3. Feed calves longer. One way to get rid of excess milk is to feed it to calves. Switching to fluid milk from a milk replacer will absorb some production, but have you considered leaving calves on milk longer? Lormore says milking fresh cows four or five days longer and feeding that milk to calves can have several benefits. Not only is that early milk loaded with growth factors, but there’s a lot of research supporting the idea of enhanced performance from eating that milk, he says.

“We're looking at opportunities to feed calves whole milk. People are at 48 day weaning now. We'd love to get them to 60 [days] and realistically we think that there's opportunities that people have space and operational capacity to feed calves on whole milk for up to 90 days,” he says. “And that would take two and a half to three gallons of milk out of the system every single day.”
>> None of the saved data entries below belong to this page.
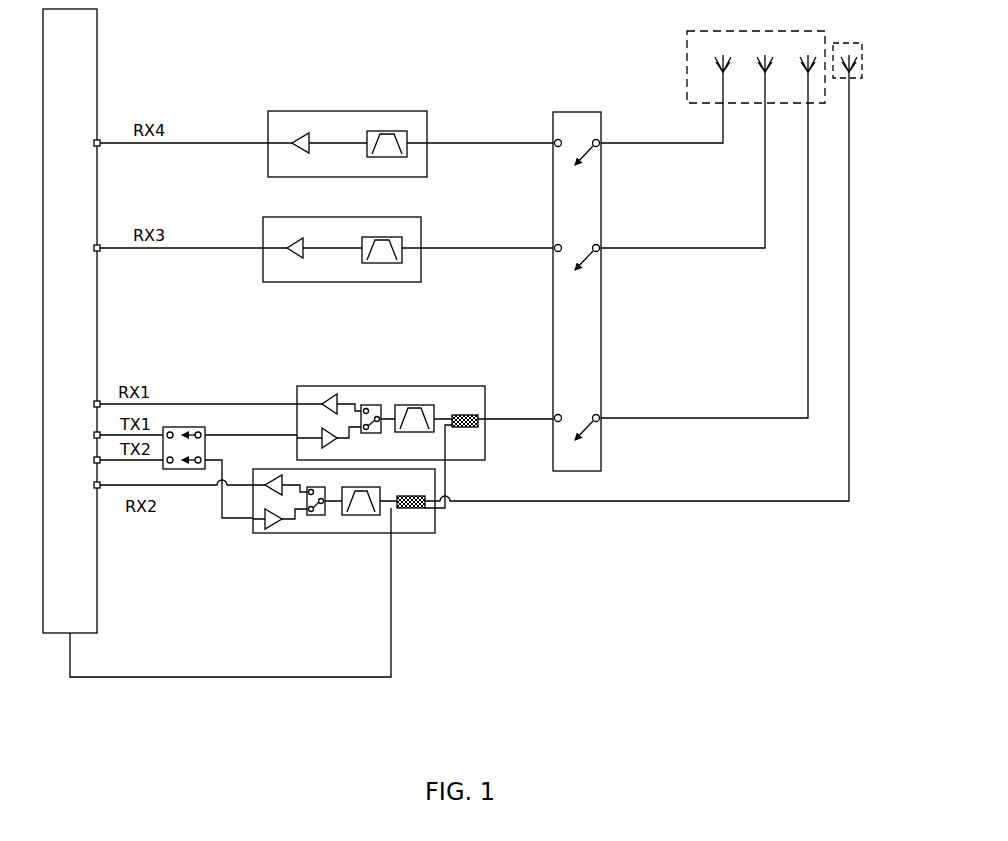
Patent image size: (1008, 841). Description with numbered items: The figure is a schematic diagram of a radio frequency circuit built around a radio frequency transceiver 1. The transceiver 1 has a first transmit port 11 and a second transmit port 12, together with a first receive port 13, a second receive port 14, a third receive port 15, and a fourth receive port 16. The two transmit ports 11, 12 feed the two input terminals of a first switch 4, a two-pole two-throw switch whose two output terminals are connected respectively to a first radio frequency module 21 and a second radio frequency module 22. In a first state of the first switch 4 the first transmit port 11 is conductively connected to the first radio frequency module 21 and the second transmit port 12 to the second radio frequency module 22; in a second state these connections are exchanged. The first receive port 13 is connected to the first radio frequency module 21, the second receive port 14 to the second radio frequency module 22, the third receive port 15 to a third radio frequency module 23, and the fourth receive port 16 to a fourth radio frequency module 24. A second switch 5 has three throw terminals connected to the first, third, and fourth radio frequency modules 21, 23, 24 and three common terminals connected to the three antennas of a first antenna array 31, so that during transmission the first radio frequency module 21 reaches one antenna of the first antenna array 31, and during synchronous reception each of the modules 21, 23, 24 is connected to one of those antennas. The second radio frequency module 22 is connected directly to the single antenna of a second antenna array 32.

The radio frequency transceiver 1 is at (97, 60).
The first switch 4 is at (205, 447).
The second switch 5 is at (553, 112).
The first transmit port 11 is at (97, 435).
The second transmit port 12 is at (97, 460).
The first receive port 13 is at (100, 402).
The second receive port 14 is at (97, 485).
The third receive port 15 is at (100, 246).
The fourth receive port 16 is at (100, 141).
The first radio frequency module 21 is at (395, 386).
The second radio frequency module 22 is at (306, 533).
The third radio frequency module 23 is at (390, 217).
The fourth radio frequency module 24 is at (348, 111).
The first antenna array 31 is at (687, 72).
The second antenna array 32 is at (862, 64).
According to Loremore, feeding calves whole milk for up to 90 days provides an opportunity to remove 3 to 4% of the total milk supply.

 

These strategies by the numbers:

In 2019, 9.35 mm milking and dry cows produced 218.3 B lb. of milk. That’s an average of 64 lb./cow/day for all cows. New Goal: Get down 7 lb./cow/day.

Reduce milking frequency from 3x to 2x: (-7) lb./c/d * 75% of the cows in the US = -5.25 lb./c/d

Increase Days Dry by two weeks: reduce days milking by 3.3% and total milk flow by 2.5% = -1.6 lb./c/d

Increase Whole Milk Feeding to Calves: 15,000 heifer calves born per day @ feeding rate of 2.5 G/d for 60 d to 3 G/d for 90 days removes 6.45 to 9.68 B lb./yr. @3% = -1.9 lb./c/d

So, we can get down [5.25+1.6+1.9] = 8.75 lb./c/d or 13.7% without culling any cows

 

Comments
Submitted by Robert Lee on Thu, 04/23/2020 - 13:58

Wouldn't a 4th way to decrease milk production be to change the feeding program to a simple maintenance program. Might reduce milk supply and cut costs for feed.